Performs Bayesian simultaneous variable and outlier selection using Monte Carlo Markov Chain Model Choice (MC3). Potential models are visited using a Metropolis-Hastings algorithm on the integrated likelihood. At the end of the chain exact posterior probabilities are calculated for each model visited.

Value

An object of class mc3. Print and summary methods exist for this class. Objects of class mc3 are a list consisting of at least

post.prob

The posterior probabilities of each model visited.

variables

An indicator matrix of the variables in each model.

outliers

An indicator matrix of the outliers in each model, if outliers were selected.

visit.count

The number of times each model was visited.

outlier.numbers

An index showing which outliers were eligable for selection.

var.names

The names of the variables.

n.models

The number of models visited.

PI

The value of PI used.

K

The value of K used.

nu

The value of nu used.

lambda

The value of lambda used.

phi

The value of phi used.

call

The function call.

Note

The default values for nu, lambda and phi are recommended when the R2 value for the full model with all outliers is less than 0.9.

If PI is set too high it is possible to generate sub models which are singular, at which point the function will crash.

The implementation of this function is different from that used in the Splus function. In particular, variables which were global are now passed between functions.

Author(s)

Jennifer Hoeting [email protected] with the assistance of Gary Gadbury. Translation from Splus to R by Ian S. Painter.

References

Bayesian Model Averaging for Linear Regression Models Adrian E. Raftery, David Madigan, and Jennifer A. Hoeting (1997). Journal of the American Statistical Association, 92, 179-191.
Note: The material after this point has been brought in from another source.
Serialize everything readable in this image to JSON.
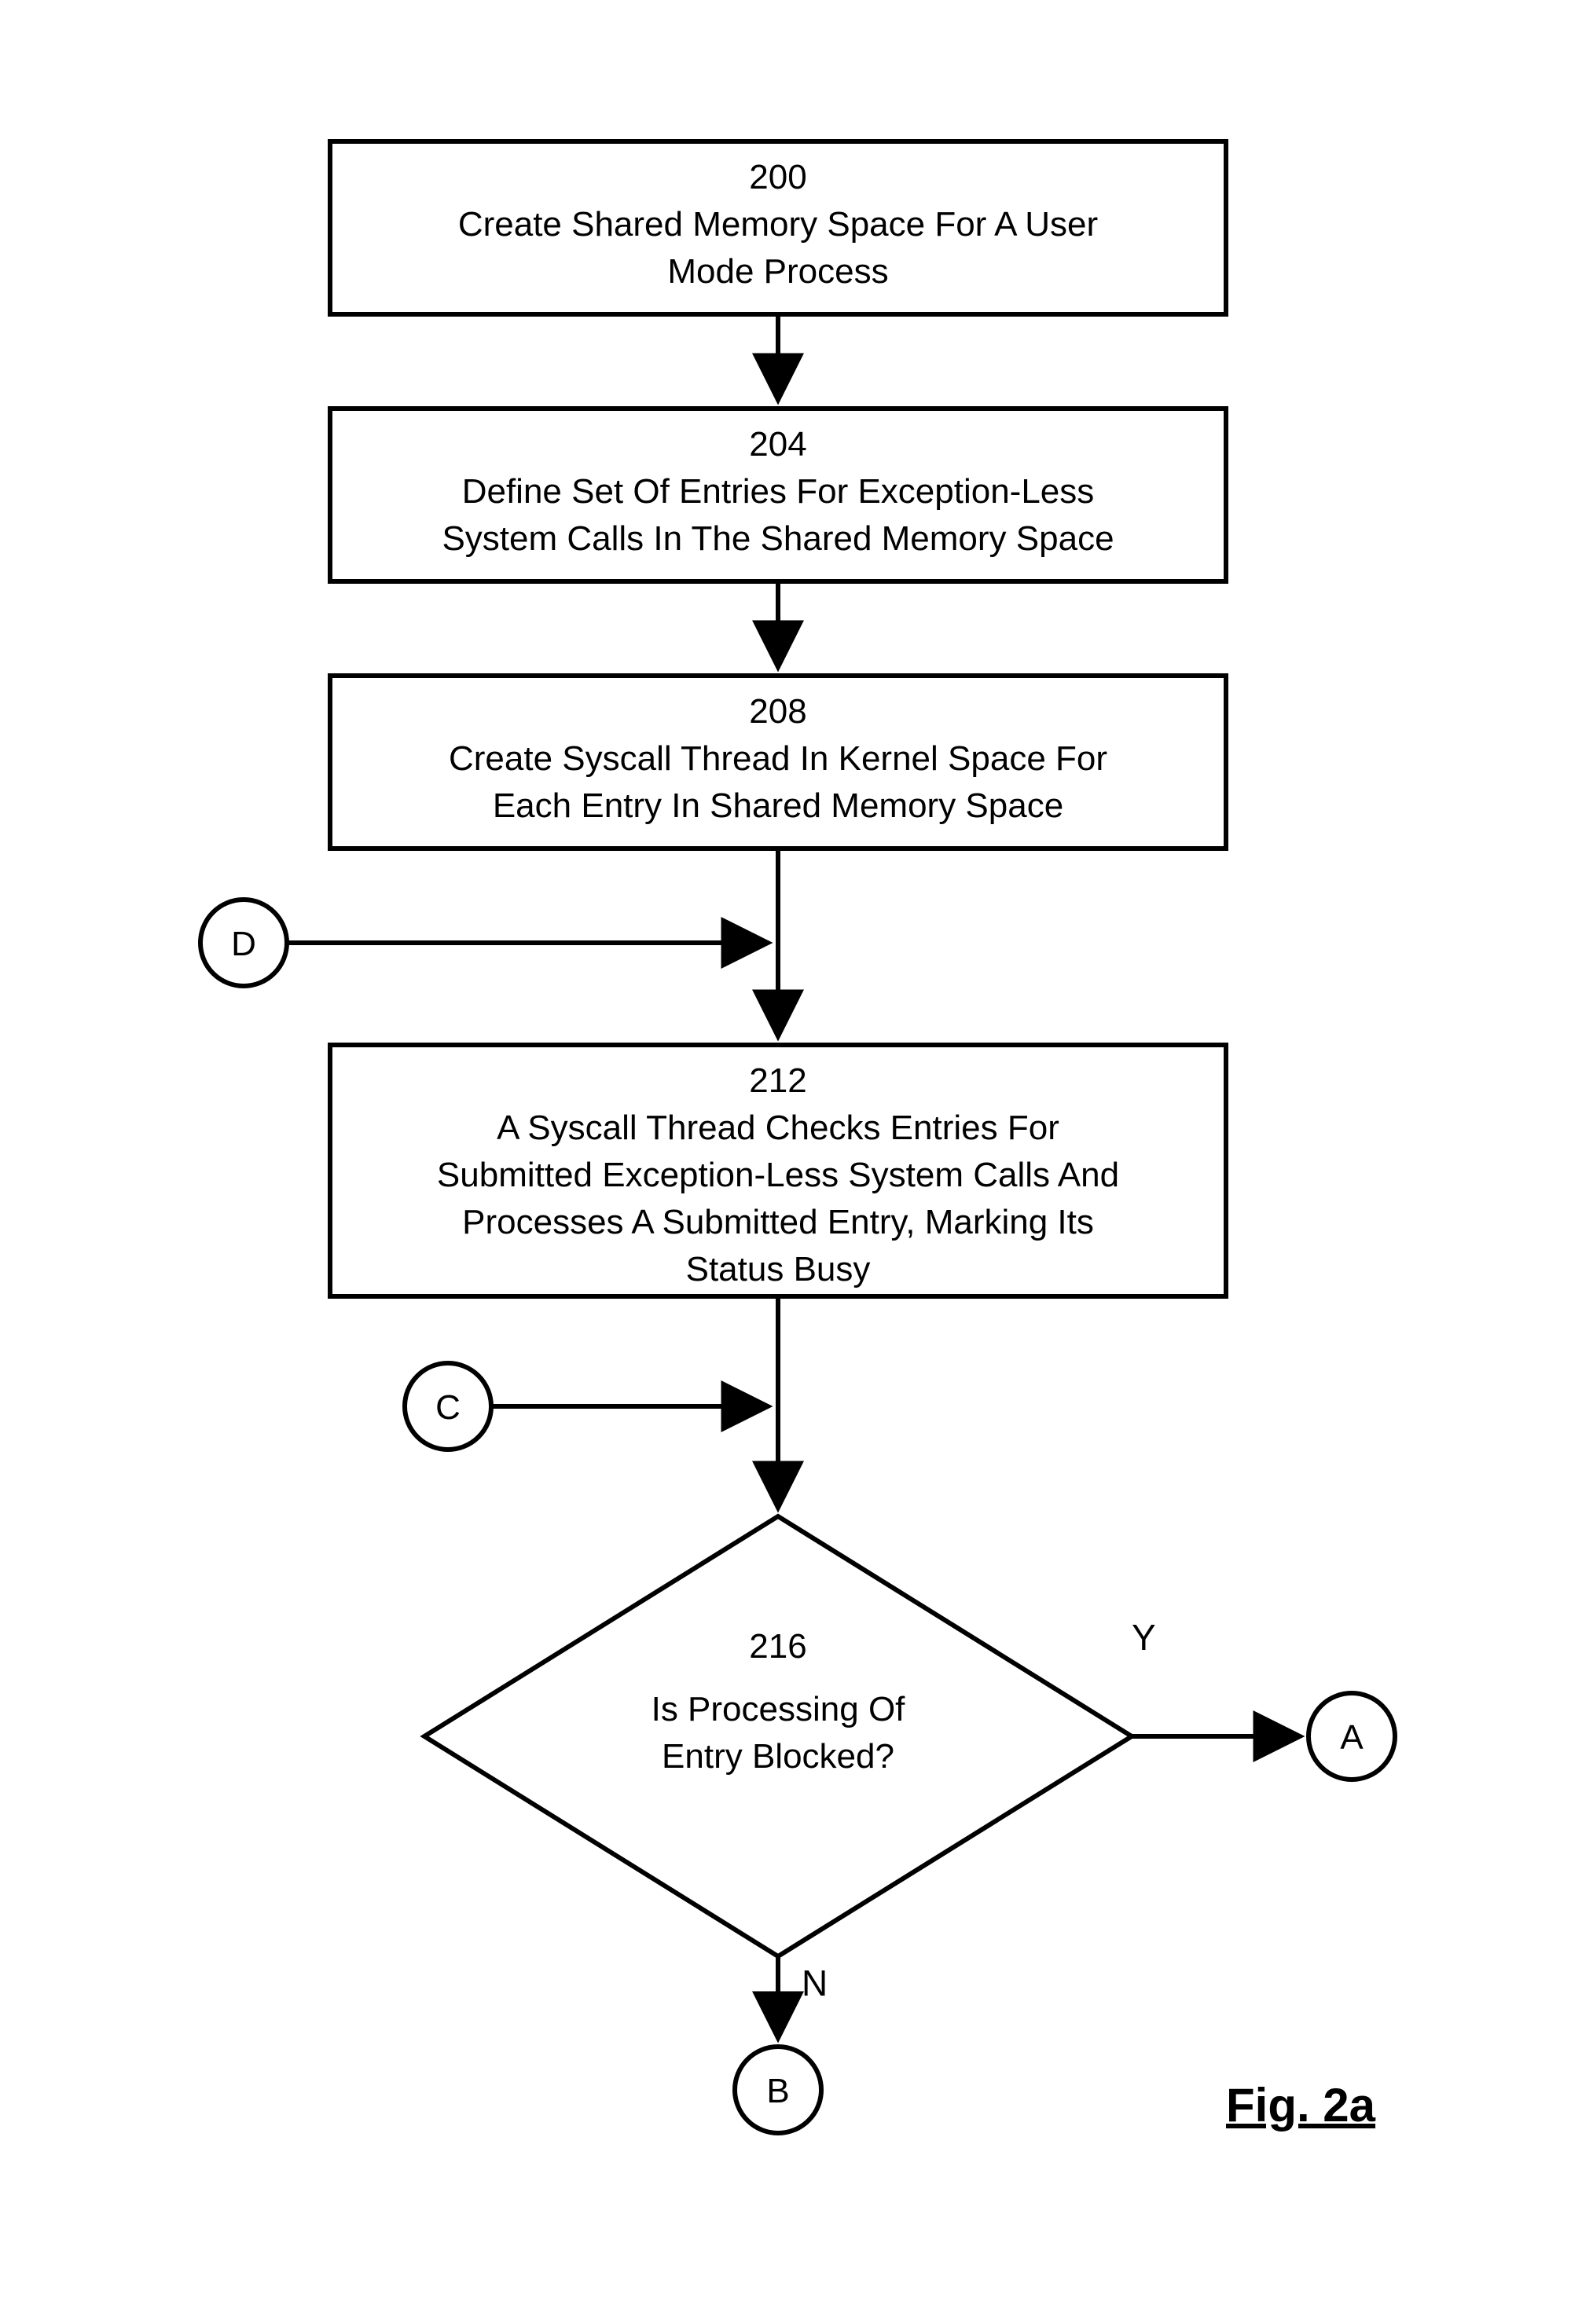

A Method for Simultaneous Variable and Transformation Selection in Linear Regression Jennifer Hoeting, Adrian E. Raftery and David Madigan (2002). Journal of Computational and Graphical Statistics 11 (485-507)

A Method for Simultaneous Variable Selection and Outlier Identification in Linear Regression Jennifer Hoeting, Adrian E. Raftery and David Madigan (1996). Computational Statistics and Data Analysis, 22, 251-270

Earlier versions of these papers are available via the World Wide Web using the url: https://www.stat.colostate.edu/~jah/papers/

See Also

out.ltsreg as.data.frame.mc3

Examples

## Not run: 
# Example 1:   Scottish hill racing data.

data(race)
b<- out.ltsreg(race[,-1], race[,1], 2)
races.run1<-MC3.REG(race[,1], race[,-1], num.its=20000, c(FALSE,TRUE), 
                    rep(TRUE,length(b)), b, PI = .1, K = 7, nu = .2, 
                    lambda = .1684, phi = 9.2)
races.run1
summary(races.run1)

## End(Not run)

# Example 2: Crime data
library(MASS)
data(UScrime)

y.crime.log<- log(UScrime$y)
x.crime.log<- UScrime[,-ncol(UScrime)]
x.crime.log[,-2]<- log(x.crime.log[,-2])
crime.run1<-MC3.REG(y.crime.log, x.crime.log, num.its=2000, 
                     rep(TRUE,15), outliers = FALSE)
crime.run1[1:25,]
summary(crime.run1)

Helper function to MC3.REG

Description

Helper function to MC3.REG that chooses the proposal model for a Metropolis-Hastings step.

Usage

MC3.REG.choose(M0.var, M0.out)

Arguments

M0.var

a logical vector specifying the variables in the current model.

M0.out

a logical vector specifying the outliers in the current model.

Value

A list representing the proposal model, with components

var

a logical vector specifying the variables in the proposal model.

out

a logical vector specifying the outliers in the proposal model.

Note

The implementation here differs from the Splus implentation. The Splus implementation uses global variables to contain the state of the current model and the history of the Markov-Chain. This implentation passes the current state and history to the function and then returns the updated state.

Author(s)

Jennifer Hoeting [email protected] with the assistance of Gary Gadbury. Translation from Splus to R by Ian Painter [email protected].

References

Bayesian Model Averaging for Linear Regression Models Adrian E. Raftery, David Madigan, and Jennifer A. Hoeting (1997). Journal of the American Statistical Association, 92, 179-191.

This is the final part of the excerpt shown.